No mais, meu amigo, sigamos com as nossas vidas, agora mais alertas, procurando usufruir da “vida em abundância” que nos oferece Jesus de Nazaré, cientes de que somos Espíritos imortais, só o corpo de carne é perecível.

Como afirmou a mensageira de Nossa Senhora, Maria de Nazaré, a Chico Xavier: “Isso também passa”. Também essa fase de surto pandêmico passará; aproveitemos para nos renovar, em espírito, demonstrando em atos a gratidão a Deus, mais à frente, quando voltarmos a usufruir da liberdade que tanto menosprezamos.

Fica aqui o desejo sincero de podermos nos abraçar, mais adiante.

Segue trecho do Caderno de Mensagens, capítulo 7, “Entrevistando André Luiz”, com esta resposta psicografada pelo inesquecível médium mineiro, para nossa reflexão:

32. Se a ciência humana se servir de seus recursos, pondo em risco a estabilidade do Planeta, é de se esperar esteja a Humanidade da Terra sujeita a uma intervenção direta da parte de outros planetas?

 “Nossa confiança na Sabedoria da Providência Divina deve ser completa. Ainda mesmo que a Terra se desintegrasse numa catástrofe de natureza cósmica, Deus e a Vida não deixariam de existir. Uma cidade arrasada num cataclismo não significa a destruição de um povo inteiro.
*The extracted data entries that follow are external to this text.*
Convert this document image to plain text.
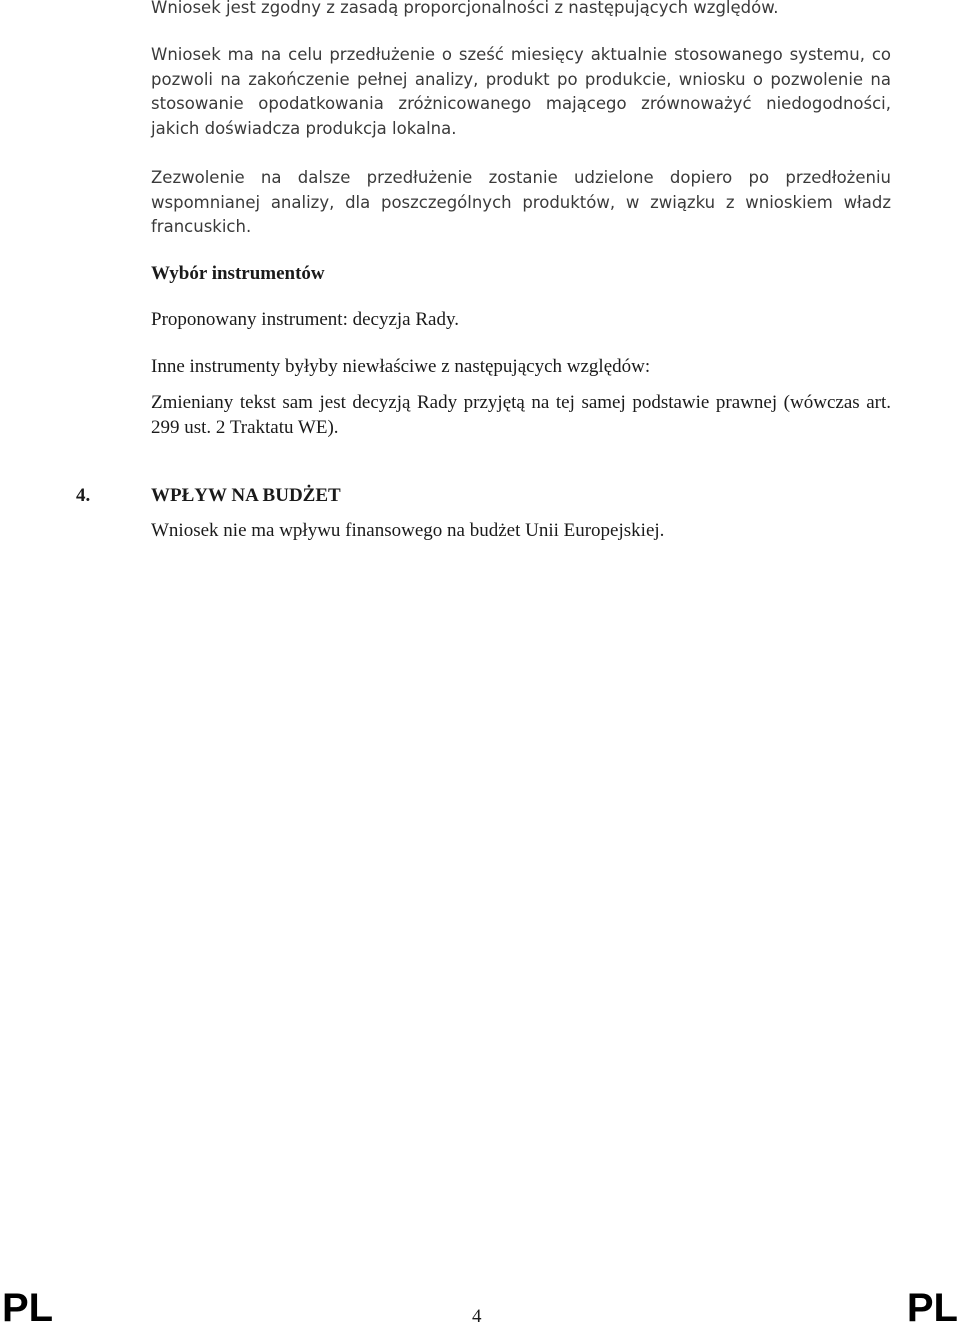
Wniosek jest zgodny z zasadą proporcjonalności z następujących względów.

Wniosek ma na celu przedłużenie o sześć miesięcy aktualnie stosowanego systemu, co pozwoli na zakończenie pełnej analizy, produkt po produkcie, wniosku o pozwolenie na stosowanie opodatkowania zróżnicowanego mającego zrównoważyć niedogodności, jakich doświadcza produkcja lokalna.

Zezwolenie na dalsze przedłużenie zostanie udzielone dopiero po przedłożeniu wspomnianej analizy, dla poszczególnych produktów, w związku z wnioskiem władz francuskich.

Wybór instrumentów

Proponowany instrument: decyzja Rady.

Inne instrumenty byłyby niewłaściwe z następujących względów:

Zmieniany tekst sam jest decyzją Rady przyjętą na tej samej podstawie prawnej (wówczas art. 299 ust. 2 Traktatu WE).

4.	WPŁYW NA BUDŻET

Wniosek nie ma wpływu finansowego na budżet Unii Europejskiej.

PL	4	PL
Justo que, em nos considerando coletivamente, temos feito por merecer longas aflições e duras provas na Terra, entretanto, diante da Infinita Bondade, devemos afastar quaisquer ideias sinistras da cabeça popular, carecedora de harmonia e esperança para evoluir e servir. Amemo-nos uns aos outros. Realizemos o melhor ao nosso alcance. Convençamo-nos de que o bem vive para o mal como a luz para a sombra. Edifiquemos o mundo melhor, começando em nós mesmos, e confiemos na palavra fiel do Cristo que prometeu amparar-nos e auxiliar-nos ‘até o fim dos séculos’. E assim nos exprimindo, não nos propomos afirmar que, a pretexto de contar com Jesus, podemos andar irresponsáveis ou desatentos. Não. Forçoso trabalhar e cumprir as obrigações que a vida nos trace, a fim de sermos amparados e auxiliados por ele, sejam quais forem as circunstâncias.”